To date, most of the mechanistic insights into RET have been described in the ER-positive breast cancer subset. However, an aspect that may be underevaluated in Gattelli and colleagues’ article is that the clinical information is based on a cohort of patients enriched for ER-negative tumours (52/89, 58.4%). Particularly, approximately 70% of the triple-negative breast cancers analysed show a high RET expression. This observation raises the intriguing question of whether an inflammatory regulation of RET expression (for example, via IL-6 signalling) could drive ER-independent RET expression. In addition, the tumour microenvironment may contribute to potentiate RET activation and signalling. Proinflammatory cytokines were reported previously to induce the expression of the RET ligand GDNF . In addition, cancer-associated fibroblasts mediate tumour-enhancing inflammation and produce IL-6 . Consequently, given the current report that IL-6 promotes RET expression, the role of the GDNF–RET axis may be more relevant in those cancers characterised by an inflammatory response and an activated tumour microenvironment.

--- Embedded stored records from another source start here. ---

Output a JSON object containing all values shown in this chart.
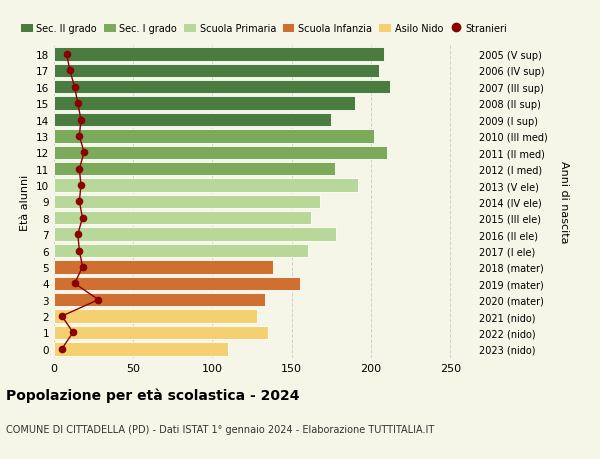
{
  "ages": [
    18,
    17,
    16,
    15,
    14,
    13,
    12,
    11,
    10,
    9,
    8,
    7,
    6,
    5,
    4,
    3,
    2,
    1,
    0
  ],
  "bar_values": [
    208,
    205,
    212,
    190,
    175,
    202,
    210,
    177,
    192,
    168,
    162,
    178,
    160,
    138,
    155,
    133,
    128,
    135,
    110
  ],
  "stranieri": [
    8,
    10,
    13,
    15,
    17,
    16,
    19,
    16,
    17,
    16,
    18,
    15,
    16,
    18,
    13,
    28,
    5,
    12,
    5
  ],
  "right_labels": [
    "2005 (V sup)",
    "2006 (IV sup)",
    "2007 (III sup)",
    "2008 (II sup)",
    "2009 (I sup)",
    "2010 (III med)",
    "2011 (II med)",
    "2012 (I med)",
    "2013 (V ele)",
    "2014 (IV ele)",
    "2015 (III ele)",
    "2016 (II ele)",
    "2017 (I ele)",
    "2018 (mater)",
    "2019 (mater)",
    "2020 (mater)",
    "2021 (nido)",
    "2022 (nido)",
    "2023 (nido)"
  ],
  "bar_colors": [
    "#4a7c3f",
    "#4a7c3f",
    "#4a7c3f",
    "#4a7c3f",
    "#4a7c3f",
    "#7aaa5a",
    "#7aaa5a",
    "#7aaa5a",
    "#b8d89a",
    "#b8d89a",
    "#b8d89a",
    "#b8d89a",
    "#b8d89a",
    "#d07030",
    "#d07030",
    "#d07030",
    "#f5d070",
    "#f5d070",
    "#f5d070"
  ],
  "legend_labels": [
    "Sec. II grado",
    "Sec. I grado",
    "Scuola Primaria",
    "Scuola Infanzia",
    "Asilo Nido",
    "Stranieri"
  ],
  "legend_colors": [
    "#4a7c3f",
    "#7aaa5a",
    "#b8d89a",
    "#d07030",
    "#f5d070",
    "#8b0000"
  ],
  "title": "Popolazione per età scolastica - 2024",
  "subtitle": "COMUNE DI CITTADELLA (PD) - Dati ISTAT 1° gennaio 2024 - Elaborazione TUTTITALIA.IT",
  "xlabel_right": "Anni di nascita",
  "ylabel": "Età alunni",
  "xlim": [
    0,
    265
  ],
  "stranieri_color": "#8b0000",
  "bg_color": "#f5f5e8",
  "grid_color": "#d0d0d0"
}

The second important finding of this current article is that RET and IL-6 are also connected at a functional level. Previous reports state that RET binds to the FERM domain of FAK, an interaction that results in transactivation of both proteins , and that RET is degraded by autophagy in cancer cells with altered/reduced FAK signalling, preventing RET binding to FAK at focal adhesions . The novelty of Gattelli and colleagues’ article is that it demonstrates FAK is essential for IL-6-mediated RET-dependent cell migration. Both RET and FAK inhibition impaired IL-6-induced migration and metastatic ability of breast cancer cells, and, conversely, when FAK is inhibited, RET-induced and IL-6-induced migration is abolished.
These findings together have the intriguing therapeutic possibility of targeting FAK as a key signalling pathway downstream of RET to block tumour growth and metastatic potential not only in ER-positive breast cancers but also, potentially, in other breast cancer subtypes. This hypothesis may be an important strategy in tumours where an inflammatory response could increase the expression of the molecular players involved in RET–IL-6 crosstalk.